Final Thoughts: What is Home?

I left home on Jan. 17, 2008, to study in France. But I also had left home the previous September and May, and before that at least once a year since 2003. But then leaving home is a familiar routine to most college students. My own nomadic travels began somewhat earlier, as my parents divorced…

I left home on Jan. 17, 2008, to study in France. But I also had left home the previous September and May, and before that at least once a year since 2003. But then leaving home is a familiar routine to most college students.

My own nomadic travels began somewhat earlier, as my parents divorced when I was 16. For my entire life, our family lived at 325 Edgewood Road – a white farmhouse with acres of woods, fields and horse pastures. The divorce led to six homes in three years as my parents tried different living arrangements. Just when things began to settle, I left what I knew as home for 2115 Summit Avenue.

After one year in Murray-Herrick Residence, I found a new home off campus on Wilder Avenue. Then my junior year, home was on Iglehart.

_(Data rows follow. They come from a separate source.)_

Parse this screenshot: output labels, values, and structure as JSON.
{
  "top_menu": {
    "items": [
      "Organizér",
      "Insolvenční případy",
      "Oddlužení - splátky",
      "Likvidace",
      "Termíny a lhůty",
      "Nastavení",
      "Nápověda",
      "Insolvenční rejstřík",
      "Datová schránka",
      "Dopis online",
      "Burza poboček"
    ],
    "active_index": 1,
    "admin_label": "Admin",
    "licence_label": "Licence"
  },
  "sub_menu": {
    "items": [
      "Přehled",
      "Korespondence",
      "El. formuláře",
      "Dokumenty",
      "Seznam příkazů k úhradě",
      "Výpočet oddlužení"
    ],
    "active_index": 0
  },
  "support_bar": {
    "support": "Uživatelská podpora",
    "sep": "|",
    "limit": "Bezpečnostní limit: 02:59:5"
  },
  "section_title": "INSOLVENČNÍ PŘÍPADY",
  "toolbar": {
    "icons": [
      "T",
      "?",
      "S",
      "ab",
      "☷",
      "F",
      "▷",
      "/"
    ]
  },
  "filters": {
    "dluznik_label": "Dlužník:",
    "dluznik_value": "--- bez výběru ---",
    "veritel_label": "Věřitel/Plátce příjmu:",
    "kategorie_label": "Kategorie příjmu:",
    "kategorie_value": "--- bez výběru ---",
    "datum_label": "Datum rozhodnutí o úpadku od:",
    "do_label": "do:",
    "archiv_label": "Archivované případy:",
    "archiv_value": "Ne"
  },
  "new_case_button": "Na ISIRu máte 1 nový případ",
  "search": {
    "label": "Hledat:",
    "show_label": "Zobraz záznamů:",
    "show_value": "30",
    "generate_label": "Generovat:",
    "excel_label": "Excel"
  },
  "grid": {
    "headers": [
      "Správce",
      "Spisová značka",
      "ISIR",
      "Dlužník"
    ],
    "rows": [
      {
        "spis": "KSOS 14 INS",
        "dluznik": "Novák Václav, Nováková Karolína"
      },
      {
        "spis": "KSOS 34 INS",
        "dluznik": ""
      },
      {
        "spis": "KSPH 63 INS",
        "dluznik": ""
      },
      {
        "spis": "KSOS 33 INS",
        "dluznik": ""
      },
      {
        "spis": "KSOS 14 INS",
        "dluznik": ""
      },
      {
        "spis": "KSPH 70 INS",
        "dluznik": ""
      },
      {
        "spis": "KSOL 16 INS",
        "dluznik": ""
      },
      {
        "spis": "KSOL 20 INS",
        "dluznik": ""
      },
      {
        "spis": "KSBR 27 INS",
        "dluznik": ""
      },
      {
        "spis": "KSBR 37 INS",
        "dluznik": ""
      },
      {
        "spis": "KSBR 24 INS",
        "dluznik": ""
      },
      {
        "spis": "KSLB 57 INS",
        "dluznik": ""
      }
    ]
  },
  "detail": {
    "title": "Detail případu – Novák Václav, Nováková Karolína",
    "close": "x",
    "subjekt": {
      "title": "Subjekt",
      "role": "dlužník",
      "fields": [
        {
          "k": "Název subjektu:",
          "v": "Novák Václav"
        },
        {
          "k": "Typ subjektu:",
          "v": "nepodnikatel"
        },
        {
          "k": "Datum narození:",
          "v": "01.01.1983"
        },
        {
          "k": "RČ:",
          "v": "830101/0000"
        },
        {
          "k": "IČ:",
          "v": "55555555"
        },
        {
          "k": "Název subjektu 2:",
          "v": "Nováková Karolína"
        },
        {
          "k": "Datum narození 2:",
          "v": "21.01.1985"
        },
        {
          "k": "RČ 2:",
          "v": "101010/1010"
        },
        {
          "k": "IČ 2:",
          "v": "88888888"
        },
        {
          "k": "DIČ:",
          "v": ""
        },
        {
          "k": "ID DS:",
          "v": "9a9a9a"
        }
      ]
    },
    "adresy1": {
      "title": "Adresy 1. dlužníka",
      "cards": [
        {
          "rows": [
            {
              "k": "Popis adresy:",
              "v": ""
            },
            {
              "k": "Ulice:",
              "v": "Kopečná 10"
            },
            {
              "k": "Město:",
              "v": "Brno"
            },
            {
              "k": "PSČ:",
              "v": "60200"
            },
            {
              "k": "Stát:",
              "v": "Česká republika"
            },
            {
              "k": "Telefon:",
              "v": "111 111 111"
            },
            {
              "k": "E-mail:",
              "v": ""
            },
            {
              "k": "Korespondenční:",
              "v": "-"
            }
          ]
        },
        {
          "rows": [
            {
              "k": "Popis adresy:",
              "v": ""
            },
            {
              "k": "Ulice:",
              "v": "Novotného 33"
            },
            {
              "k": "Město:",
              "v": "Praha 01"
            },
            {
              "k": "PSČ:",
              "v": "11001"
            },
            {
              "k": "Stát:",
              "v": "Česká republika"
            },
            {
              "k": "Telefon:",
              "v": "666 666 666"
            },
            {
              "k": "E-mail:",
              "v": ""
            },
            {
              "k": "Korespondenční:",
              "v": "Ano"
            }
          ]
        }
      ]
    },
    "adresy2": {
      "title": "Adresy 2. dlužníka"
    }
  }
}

Is home where your parents live – the place you can leave your dirty laundry? Or is it the room you rent, or your best friend’s apartment?

But home also was on the seventh floor of Selby Hall where my friend Stephanie lived. And at times home was Loras Hall where I worked as an intern, or The Aquin room where I spent every Tuesday. Even the College of St. Catherine, where I took classes for my studio art major, felt like home. After all, “home” is a complicated concept for college students.

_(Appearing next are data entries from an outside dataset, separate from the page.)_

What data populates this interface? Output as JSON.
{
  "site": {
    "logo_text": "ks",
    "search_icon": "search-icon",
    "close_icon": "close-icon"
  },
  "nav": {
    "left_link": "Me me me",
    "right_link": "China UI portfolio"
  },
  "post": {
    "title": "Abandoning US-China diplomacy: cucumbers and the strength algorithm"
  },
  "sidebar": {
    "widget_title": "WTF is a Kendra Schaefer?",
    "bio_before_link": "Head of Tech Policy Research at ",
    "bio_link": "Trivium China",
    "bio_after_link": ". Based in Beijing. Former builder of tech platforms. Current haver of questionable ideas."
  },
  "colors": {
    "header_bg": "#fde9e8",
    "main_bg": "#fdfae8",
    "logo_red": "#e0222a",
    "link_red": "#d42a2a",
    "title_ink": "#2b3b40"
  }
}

Is home where your parents live – the place you can leave your dirty laundry? Or is it the room you rent, or your best friend’s apartment?

Among students, “I’m going home next weekend” could mean going back to school or back to one’s parents’ house. If there is confusion, we might say, “I’m going home-home,” a hyphenated explanation that most students understand, yet actually sounds less clear.

On Jan. 17, I wasn’t really sure about my own concept of home, but I didn’t think much about it. I had moved easily from one home environment to the next – from south campus to north, and from one ACTC school to another. But on Jan. 17, I left for a new home in Aix-en-Provence, France. “A semester abroad will change your life,” I was told.

In France, I was stripped of everything. I didn’t feel like myself. I lacked the abundant resources I had in my life at St. Thomas and in America. The student who stepped off the plane no longer had free food every other day in the quad. I didn’t have special access to the video editing lab or the yearbook office. I didn’t have Dad’s cell phone number on speed dial. Everything changed. In the States I had made my friends laugh, but abroad no one understood my jokes. “France-Shannon” wasn’t even funny.

That wasn’t all. Two months into the trip my laptop broke, which I found to be a catastrophe worthy of at least a two-week grieving period. By this time, everything that had made up my sense of home either was gone or an ocean away. If all those things had made me who I was – the core elements of my self – then who was I when those things were so far away or missing?

I prayed. Donne-moi quelque chose a faire, et je le ferai, or God, “Give me something to do and I’ll do it.” I sent off the prayer and repeated it every day so that God would know I was open to whatever he might suggest.

While I was waiting for an answer, I walked around Aix. It was hard. Even buying lunch was an ordeal: What do I want? What is that? How much does it cost? How do I pronounce it? And afterward, if I had successfully purchased a baguette for quatre-vingt-dix centimes (which is a fancy French way of saying “90 cents”), I tried to remember if I had used the polite vous form. Oh, how I had taken for granted how easy my American life had been!

But I also experienced that je ne sais quoi of French culture that everyone talks about – the light, the bread, the cheese, the wine, the four-hour meals. Being so disconnected from everything familiar left room to take in France. I took thousands of photos and videos. I went to the opera, dance performances and art museums. I journaled. I did whatever I could to capture the entire experience; to make it a part of me.

I made good friends in Aix. I established a new routine and embraced a new rhythm. I loved it. And I experienced more “culture shock” coming back to the States than when I landed abroad, just as people had predicted.

“Wow, in Aix our streets are not this wide,” I mentioned to my friend on one of my first days back. It was as if I was seeing Midwestern streets for the first time.

“What do you mean, ‘our’ streets? Are you French now?” he replied.

My slip of the tongue made me think. What or where is my home?

In France, a person’s house is his maison, but to reference one’s home, you would say chez-moi, which is more like, “my place.”

So home is where I feel comfortable, appreciated and connected. Home is where I feel like I “fit,” because I’ve invested so much of myself. It’s where I’ve developed strong, deep relationships. Home is my family and where they live in Wisconsin. Home is France and its calm rhythm.

And home is here, again, on the St. Thomas campus.